The force, which may not replace the RCMP until 2023 or 2024, held a secret ceremony in the city council auditorium on July 16. 

“A calendar invite will be sent where you can RSVP,” said Chief Norm Lipinski in the June 30 memo, marked ‘not for further distribution’. “We are asking that this date and information be kept confidential so that our communications department can inform the public and media of this significant milestone for the Surrey Police Service.”

The ceremony invitation was issued later and said that it was a closed event due to COVID-19 restrictions. Families of officers and staff were sent a confidential livestream link to view live, based on the honour system.

“You may share the link below with your family members only,” said the directions. “Please ask them to keep this link confidential as this is a closed event that is not open to the public. It is important that we maintain the confidentiality of our employees, for both operational and personal reasons. We also ask employees and their family members to refrain from posting about this event on social media until after the media release goes out on Monday, July 19.”

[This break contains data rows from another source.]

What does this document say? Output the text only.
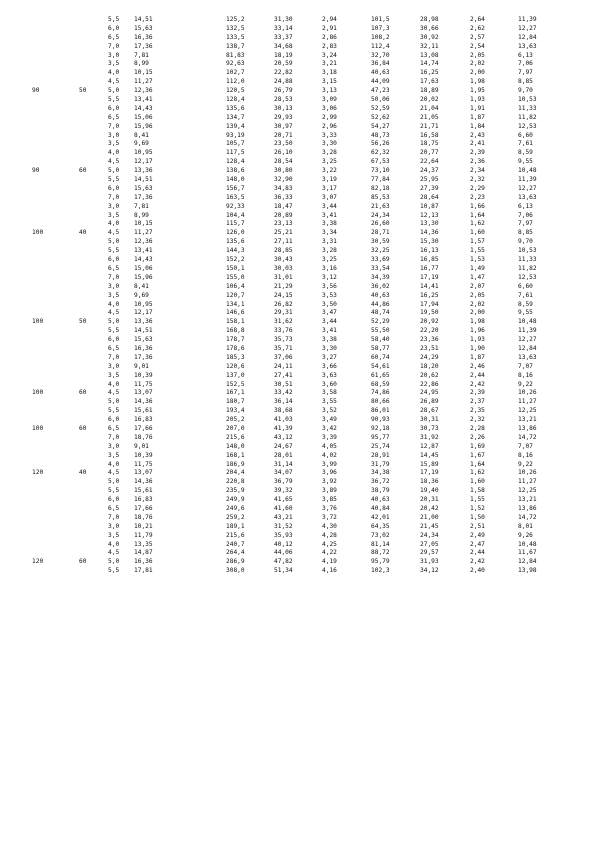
5,5 14,51	125,2	31,30	2,94	101,5	28,98	2,64	11,39
6,0 15,63	132,5	33,14	2,91	107,3	30,66	2,62	12,27
6,5 16,36	133,5	33,37	2,86	108,2	30,92	2,57	12,84
7,0 17,36	138,7	34,68	2,83	112,4	32,11	2,54	13,63
3,0 7,81	81,83	18,19	3,24	32,70	13,08	2,05	6,13
3,5 8,99	92,63	20,59	3,21	36,84	14,74	2,02	7,06
4,0 10,15	102,7	22,82	3,18	40,63	16,25	2,00	7,97
4,5 11,27	112,0	24,88	3,15	44,09	17,63	1,98	8,85
90	50	5,0 12,36	120,5	26,79	3,13	47,23	18,89	1,95	9,70
5,5 13,41	128,4	28,53	3,09	50,06	20,02	1,93	10,53
6,0 14,43	135,6	30,13	3,06	52,59	21,04	1,91	11,33
6,5 15,06	134,7	29,93	2,99	52,62	21,05	1,87	11,82
7,0 15,96	139,4	30,97	2,96	54,27	21,71	1,84	12,53
3,0 8,41	93,19	20,71	3,33	48,73	16,58	2,43	6,60
3,5 9,69	105,7	23,50	3,30	56,26	18,75	2,41	7,61
4,0 10,95	117,5	26,10	3,28	62,32	20,77	2,39	8,59
4,5 12,17	128,4	28,54	3,25	67,53	22,64	2,36	9,55
90	60	5,0 13,36	138,6	30,80	3,22	73,10	24,37	2,34	10,48
5,5 14,51	148,0	32,90	3,19	77,84	25,95	2,32	11,39
6,0 15,63	156,7	34,83	3,17	82,18	27,39	2,29	12,27
7,0 17,36	163,5	36,33	3,07	85,53	28,64	2,23	13,63
3,0 7,81	92,33	18,47	3,44	21,63	10,87	1,66	6,13
3,5 8,99	104,4	20,89	3,41	24,34	12,13	1,64	7,06
4,0 10,15	115,7	23,13	3,38	26,60	13,30	1,62	7,97
100	40	4,5 11,27	126,0	25,21	3,34	28,71	14,36	1,60	8,85
5,0 12,36	135,6	27,11	3,31	30,59	15,30	1,57	9,70
5,5 13,41	144,3	28,85	3,28	32,25	16,13	1,55	10,53
6,0 14,43	152,2	30,43	3,25	33,69	16,85	1,53	11,33
6,5 15,06	150,1	30,03	3,16	33,54	16,77	1,49	11,82
7,0 15,96	155,0	31,01	3,12	34,39	17,19	1,47	12,53
3,0 8,41	106,4	21,29	3,56	36,02	14,41	2,07	6,60
3,5 9,69	120,7	24,15	3,53	40,63	16,25	2,05	7,61
4,0 10,95	134,1	26,82	3,50	44,86	17,94	2,02	8,59
4,5 12,17	146,6	29,31	3,47	48,74	19,50	2,00	9,55
100	50	5,0 13,36	158,1	31,62	3,44	52,29	20,92	1,98	10,48
5,5 14,51	168,8	33,76	3,41	55,50	22,20	1,96	11,39
6,0 15,63	178,7	35,73	3,38	58,40	23,36	1,93	12,27
6,5 16,36	178,6	35,71	3,30	58,77	23,51	1,90	12,84
7,0 17,36	185,3	37,06	3,27	60,74	24,29	1,87	13,63
3,0 9,01	120,6	24,11	3,66	54,61	18,20	2,46	7,07
3,5 10,39	137,0	27,41	3,63	61,65	20,62	2,44	8,16
4,0 11,75	152,5	30,51	3,60	68,59	22,86	2,42	9,22
100	60	4,5 13,07	167,1	33,42	3,58	74,86	24,95	2,39	10,26
5,0 14,36	180,7	36,14	3,55	80,66	26,89	2,37	11,27
5,5 15,61	193,4	38,68	3,52	86,01	28,67	2,35	12,25
6,0 16,83	205,2	41,03	3,49	90,93	30,31	2,32	13,21
100	60	6,5 17,66	207,0	41,39	3,42	92,18	30,73	2,28	13,86
7,0 18,76	215,6	43,12	3,39	95,77	31,92	2,26	14,72
3,0 9,01	148,0	24,67	4,05	25,74	12,87	1,69	7,07
3,5 10,39	168,1	28,01	4,02	28,91	14,45	1,67	8,16
4,0 11,75	186,9	31,14	3,99	31,79	15,89	1,64	9,22
120	40	4,5 13,07	204,4	34,07	3,96	34,38	17,19	1,62	10,26
5,0 14,36	220,8	36,79	3,92	36,72	18,36	1,60	11,27
5,5 15,61	235,9	39,32	3,89	38,79	19,40	1,58	12,25
6,0 16,83	249,9	41,65	3,85	40,63	20,31	1,55	13,21
6,5 17,66	249,6	41,60	3,76	40,84	20,42	1,52	13,86
7,0 18,76	259,2	43,21	3,72	42,01	21,00	1,50	14,72
3,0 10,21	189,1	31,52	4,30	64,35	21,45	2,51	8,01
3,5 11,79	215,6	35,93	4,28	73,02	24,34	2,49	9,26
4,0 13,35	240,7	40,12	4,25	81,14	27,05	2,47	10,48
4,5 14,87	264,4	44,06	4,22	88,72	29,57	2,44	11,67
120	60	5,0 16,36	286,9	47,82	4,19	95,79	31,93	2,42	12,84
5,5 17,81	308,0	51,34	4,16	102,3	34,12	2,40	13,98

Surrey Police chief Norm Lipinski and Mayor Doug McCallum on July 16 (SPS)

The guest list showed more than 100 were invited. But SPS kept secret the names of most of its employees, plus the names of a consultant, six members of the civic transition/implementation team, six city employees and a member of the police board.

Mayor Doug McCallum and three members of his four-councillor Safe Surrey Coalition caucus — including girlfriend Allison Patton — were invited.

Four opposition councillors were not, including the two biggest critics of McCallum’s plan to replace the RCMP, Brenda Locke and Jack Hundial.

On July 21, Locke announced she is running in a bid to defeat McCallum in the October 2022 mayoral election.

How much did the ceremony and after-party cost? Surrey Police says it won’t release that information unless theBreaker.news pays $90. theBreaker.news is appealing.